Lists are much more versatile than arrays. With lists, you can recurse (e.g., for mapping or folding) by cdring down a list. This doesn't work for arrays; you'd have to pass in the array index too.
For example, this is a simple implementation of map and fold that take one list only:
(define (map1 f l)
(if (null? l) l
(cons (f (car l)) (map1 f (cdr l)))))
(define (left-fold1 f init l)
(if (null? l) init
(left-fold1 f (f (car l) init) (cdr l))))
How would you do that for arrays, without having to pass in another argument (for the index)? (Remember, Lisp and Scheme have no pointers, at least none that user code can touch.)
Also, lists can share storage, but arrays cannot. Take this Scheme code for example:
(define (x-world x)
(cons x '(world)))
(define hello-world (x-world 'hello))
(define goodbye-world (x-world 'goodbye))
Here, hello-world has the value (hello world) and goodbye-world has the value (goodbye world).
There is one important fact, though: in many Scheme implementations, the (world) part of both lists is actually shared. This sharing would be impossible for arrays.

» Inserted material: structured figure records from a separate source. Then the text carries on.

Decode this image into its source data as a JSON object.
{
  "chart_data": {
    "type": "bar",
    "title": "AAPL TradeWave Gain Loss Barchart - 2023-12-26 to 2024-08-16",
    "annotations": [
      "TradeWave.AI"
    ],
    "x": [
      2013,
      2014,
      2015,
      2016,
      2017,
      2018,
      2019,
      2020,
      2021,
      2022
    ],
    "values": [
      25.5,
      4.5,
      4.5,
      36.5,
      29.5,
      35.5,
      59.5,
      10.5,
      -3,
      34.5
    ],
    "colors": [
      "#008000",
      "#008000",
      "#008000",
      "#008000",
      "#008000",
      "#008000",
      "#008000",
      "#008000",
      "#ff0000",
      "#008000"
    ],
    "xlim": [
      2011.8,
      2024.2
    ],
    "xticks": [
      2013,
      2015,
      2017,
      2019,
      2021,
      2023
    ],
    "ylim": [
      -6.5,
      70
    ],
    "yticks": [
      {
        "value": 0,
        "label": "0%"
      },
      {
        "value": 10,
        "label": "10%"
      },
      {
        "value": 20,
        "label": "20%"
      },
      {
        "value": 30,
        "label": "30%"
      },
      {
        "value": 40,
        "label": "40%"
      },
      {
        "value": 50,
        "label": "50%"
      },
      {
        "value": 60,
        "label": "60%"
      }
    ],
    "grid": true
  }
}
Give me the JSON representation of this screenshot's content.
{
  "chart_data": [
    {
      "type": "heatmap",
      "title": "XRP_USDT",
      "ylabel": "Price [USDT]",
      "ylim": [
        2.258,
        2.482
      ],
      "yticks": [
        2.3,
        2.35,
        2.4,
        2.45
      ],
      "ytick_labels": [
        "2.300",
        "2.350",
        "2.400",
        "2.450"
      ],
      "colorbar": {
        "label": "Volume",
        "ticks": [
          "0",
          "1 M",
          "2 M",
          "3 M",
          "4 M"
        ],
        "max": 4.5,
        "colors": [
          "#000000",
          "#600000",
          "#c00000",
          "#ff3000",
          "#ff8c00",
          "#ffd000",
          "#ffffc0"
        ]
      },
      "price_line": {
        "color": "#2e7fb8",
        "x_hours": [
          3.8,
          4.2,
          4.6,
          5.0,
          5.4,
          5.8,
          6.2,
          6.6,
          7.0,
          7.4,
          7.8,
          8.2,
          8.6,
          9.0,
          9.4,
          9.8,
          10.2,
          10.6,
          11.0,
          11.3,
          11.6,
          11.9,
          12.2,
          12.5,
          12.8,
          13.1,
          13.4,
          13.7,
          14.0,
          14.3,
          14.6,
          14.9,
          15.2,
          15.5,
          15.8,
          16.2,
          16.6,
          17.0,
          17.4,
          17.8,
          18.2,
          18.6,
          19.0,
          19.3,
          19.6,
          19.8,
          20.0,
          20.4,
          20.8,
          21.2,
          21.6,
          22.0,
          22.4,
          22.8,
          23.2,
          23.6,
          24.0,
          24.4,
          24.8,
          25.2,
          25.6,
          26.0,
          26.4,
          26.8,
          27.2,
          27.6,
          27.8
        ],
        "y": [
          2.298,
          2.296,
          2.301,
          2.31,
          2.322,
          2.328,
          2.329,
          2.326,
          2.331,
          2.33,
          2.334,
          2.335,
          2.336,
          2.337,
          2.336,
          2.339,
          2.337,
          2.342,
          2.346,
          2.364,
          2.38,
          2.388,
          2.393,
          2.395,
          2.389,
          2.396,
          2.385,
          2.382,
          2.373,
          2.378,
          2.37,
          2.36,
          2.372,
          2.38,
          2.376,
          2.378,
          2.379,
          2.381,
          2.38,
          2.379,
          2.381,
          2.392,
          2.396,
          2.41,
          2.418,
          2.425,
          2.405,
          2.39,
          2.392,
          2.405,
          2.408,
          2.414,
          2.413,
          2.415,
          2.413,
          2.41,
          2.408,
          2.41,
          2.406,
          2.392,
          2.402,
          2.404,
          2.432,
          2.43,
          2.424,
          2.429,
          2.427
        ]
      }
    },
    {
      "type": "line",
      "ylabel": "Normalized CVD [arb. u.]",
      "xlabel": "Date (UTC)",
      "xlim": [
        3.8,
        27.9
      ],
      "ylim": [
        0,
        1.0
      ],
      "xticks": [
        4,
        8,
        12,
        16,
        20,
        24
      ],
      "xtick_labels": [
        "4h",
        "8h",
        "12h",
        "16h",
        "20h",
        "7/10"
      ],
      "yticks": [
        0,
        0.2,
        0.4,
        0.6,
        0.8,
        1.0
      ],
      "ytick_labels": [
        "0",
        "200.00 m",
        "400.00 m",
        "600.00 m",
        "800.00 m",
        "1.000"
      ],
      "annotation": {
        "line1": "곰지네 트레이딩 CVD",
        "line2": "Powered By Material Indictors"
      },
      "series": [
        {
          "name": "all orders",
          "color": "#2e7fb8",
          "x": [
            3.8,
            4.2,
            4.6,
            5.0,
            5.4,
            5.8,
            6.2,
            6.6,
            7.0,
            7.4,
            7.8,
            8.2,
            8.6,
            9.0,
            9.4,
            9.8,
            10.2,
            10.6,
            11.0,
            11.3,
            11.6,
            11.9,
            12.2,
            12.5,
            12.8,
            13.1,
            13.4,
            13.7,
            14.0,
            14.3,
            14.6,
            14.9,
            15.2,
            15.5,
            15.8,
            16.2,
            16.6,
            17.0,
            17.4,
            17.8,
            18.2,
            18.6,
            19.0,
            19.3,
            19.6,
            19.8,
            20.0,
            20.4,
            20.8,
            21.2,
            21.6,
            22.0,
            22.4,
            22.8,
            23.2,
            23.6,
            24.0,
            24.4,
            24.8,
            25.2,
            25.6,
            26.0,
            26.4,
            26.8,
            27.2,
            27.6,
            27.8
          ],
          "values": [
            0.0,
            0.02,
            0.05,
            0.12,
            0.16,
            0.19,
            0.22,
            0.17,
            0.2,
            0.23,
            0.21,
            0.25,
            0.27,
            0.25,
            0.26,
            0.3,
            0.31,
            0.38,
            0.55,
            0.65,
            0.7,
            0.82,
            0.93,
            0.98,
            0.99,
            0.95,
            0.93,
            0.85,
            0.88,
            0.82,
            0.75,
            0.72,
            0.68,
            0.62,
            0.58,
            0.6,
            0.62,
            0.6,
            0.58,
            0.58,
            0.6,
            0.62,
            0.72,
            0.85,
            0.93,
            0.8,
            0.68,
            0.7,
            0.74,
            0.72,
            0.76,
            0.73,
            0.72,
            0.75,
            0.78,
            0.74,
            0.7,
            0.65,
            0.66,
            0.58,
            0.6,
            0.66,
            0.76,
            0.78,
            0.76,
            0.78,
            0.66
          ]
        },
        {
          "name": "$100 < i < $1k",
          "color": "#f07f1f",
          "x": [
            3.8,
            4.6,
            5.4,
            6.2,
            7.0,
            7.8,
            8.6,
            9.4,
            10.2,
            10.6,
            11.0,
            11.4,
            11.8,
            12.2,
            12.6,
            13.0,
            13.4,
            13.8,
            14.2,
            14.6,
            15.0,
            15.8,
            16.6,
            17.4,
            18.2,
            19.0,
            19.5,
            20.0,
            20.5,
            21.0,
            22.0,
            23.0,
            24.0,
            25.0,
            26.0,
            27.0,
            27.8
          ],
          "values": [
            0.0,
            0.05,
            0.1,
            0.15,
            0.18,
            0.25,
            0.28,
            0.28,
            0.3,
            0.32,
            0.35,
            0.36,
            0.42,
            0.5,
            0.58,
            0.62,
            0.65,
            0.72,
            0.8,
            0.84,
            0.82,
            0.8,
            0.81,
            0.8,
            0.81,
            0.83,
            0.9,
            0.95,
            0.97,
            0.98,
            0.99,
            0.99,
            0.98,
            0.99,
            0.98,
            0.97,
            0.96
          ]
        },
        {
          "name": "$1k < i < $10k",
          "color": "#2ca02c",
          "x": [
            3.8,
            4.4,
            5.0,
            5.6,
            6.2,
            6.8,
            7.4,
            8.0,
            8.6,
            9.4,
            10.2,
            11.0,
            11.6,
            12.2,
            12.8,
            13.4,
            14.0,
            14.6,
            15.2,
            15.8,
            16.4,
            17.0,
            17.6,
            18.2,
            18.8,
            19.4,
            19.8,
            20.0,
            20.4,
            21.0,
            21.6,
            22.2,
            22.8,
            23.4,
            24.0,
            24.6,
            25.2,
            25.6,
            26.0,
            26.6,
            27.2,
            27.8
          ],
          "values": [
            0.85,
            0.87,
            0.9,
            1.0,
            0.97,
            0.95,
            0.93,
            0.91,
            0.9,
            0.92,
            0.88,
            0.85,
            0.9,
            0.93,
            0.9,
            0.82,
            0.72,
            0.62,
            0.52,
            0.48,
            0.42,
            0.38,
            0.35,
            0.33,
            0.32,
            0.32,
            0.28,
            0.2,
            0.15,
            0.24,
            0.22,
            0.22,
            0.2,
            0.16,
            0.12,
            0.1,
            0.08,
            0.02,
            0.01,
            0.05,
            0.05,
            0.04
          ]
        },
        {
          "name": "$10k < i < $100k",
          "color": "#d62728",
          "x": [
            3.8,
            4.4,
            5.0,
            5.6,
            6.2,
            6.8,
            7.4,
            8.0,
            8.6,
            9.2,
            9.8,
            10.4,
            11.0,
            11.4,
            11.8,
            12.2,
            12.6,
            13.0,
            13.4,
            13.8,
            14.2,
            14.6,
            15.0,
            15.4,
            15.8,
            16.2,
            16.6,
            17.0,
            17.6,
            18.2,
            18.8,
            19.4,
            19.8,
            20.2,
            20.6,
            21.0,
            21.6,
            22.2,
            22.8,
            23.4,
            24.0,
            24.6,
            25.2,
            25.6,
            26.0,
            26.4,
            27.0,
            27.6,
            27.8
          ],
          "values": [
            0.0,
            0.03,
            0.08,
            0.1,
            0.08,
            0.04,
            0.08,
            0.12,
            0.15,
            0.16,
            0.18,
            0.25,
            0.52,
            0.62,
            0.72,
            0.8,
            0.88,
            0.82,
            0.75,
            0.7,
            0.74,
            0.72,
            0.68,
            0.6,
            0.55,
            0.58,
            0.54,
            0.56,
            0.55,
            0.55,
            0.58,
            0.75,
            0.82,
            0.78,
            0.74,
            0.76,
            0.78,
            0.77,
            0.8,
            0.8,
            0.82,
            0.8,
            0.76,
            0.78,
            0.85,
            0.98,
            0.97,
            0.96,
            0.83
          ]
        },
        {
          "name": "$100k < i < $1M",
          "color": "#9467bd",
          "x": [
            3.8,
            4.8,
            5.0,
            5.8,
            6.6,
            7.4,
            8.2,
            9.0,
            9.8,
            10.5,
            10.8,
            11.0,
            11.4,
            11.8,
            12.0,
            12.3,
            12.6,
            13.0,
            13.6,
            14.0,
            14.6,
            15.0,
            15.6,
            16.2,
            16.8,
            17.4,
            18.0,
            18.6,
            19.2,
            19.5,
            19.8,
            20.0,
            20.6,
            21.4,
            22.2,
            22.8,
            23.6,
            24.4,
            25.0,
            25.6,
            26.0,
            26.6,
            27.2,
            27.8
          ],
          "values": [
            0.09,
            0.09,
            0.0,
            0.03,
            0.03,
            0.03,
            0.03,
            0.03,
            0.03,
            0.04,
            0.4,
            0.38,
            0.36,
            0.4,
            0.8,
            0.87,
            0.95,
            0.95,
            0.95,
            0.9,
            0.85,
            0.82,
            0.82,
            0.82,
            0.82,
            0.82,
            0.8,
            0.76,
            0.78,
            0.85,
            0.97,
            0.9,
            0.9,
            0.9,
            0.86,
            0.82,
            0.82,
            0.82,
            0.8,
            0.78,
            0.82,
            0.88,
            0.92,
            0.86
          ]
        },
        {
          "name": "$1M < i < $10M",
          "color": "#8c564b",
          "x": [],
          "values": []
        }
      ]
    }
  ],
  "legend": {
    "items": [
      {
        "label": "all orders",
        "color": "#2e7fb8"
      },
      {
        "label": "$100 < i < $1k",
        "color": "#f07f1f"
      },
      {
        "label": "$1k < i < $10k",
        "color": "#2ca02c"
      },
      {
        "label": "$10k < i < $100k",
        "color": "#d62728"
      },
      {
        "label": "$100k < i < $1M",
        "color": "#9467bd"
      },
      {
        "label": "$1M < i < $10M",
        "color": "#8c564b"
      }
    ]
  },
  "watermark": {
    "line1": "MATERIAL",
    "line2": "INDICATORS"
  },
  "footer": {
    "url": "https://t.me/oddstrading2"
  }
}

Addendum: To answer compman's point that recursion is somehow "non-production-grade", in Scheme, all standard looping/iteration is done using tail recursion. Here's a tail-recursive version of map1, for example:
(define (map1 f l)
(let loop ((r '())
(l (reverse l)))
(if (null? l) r
(loop (cons (f (car l)) r) (cdr l)))))
or, even more simply using left-fold1:
(define (map1 f l)
(left-fold1 (lambda (e r) (cons (f e) r))
'() (reverse l)))
reverse is a Scheme built-in, but its implementation is equally trivial (and also uses iteration only):
(define (reverse l)
(left-fold1 cons '() l))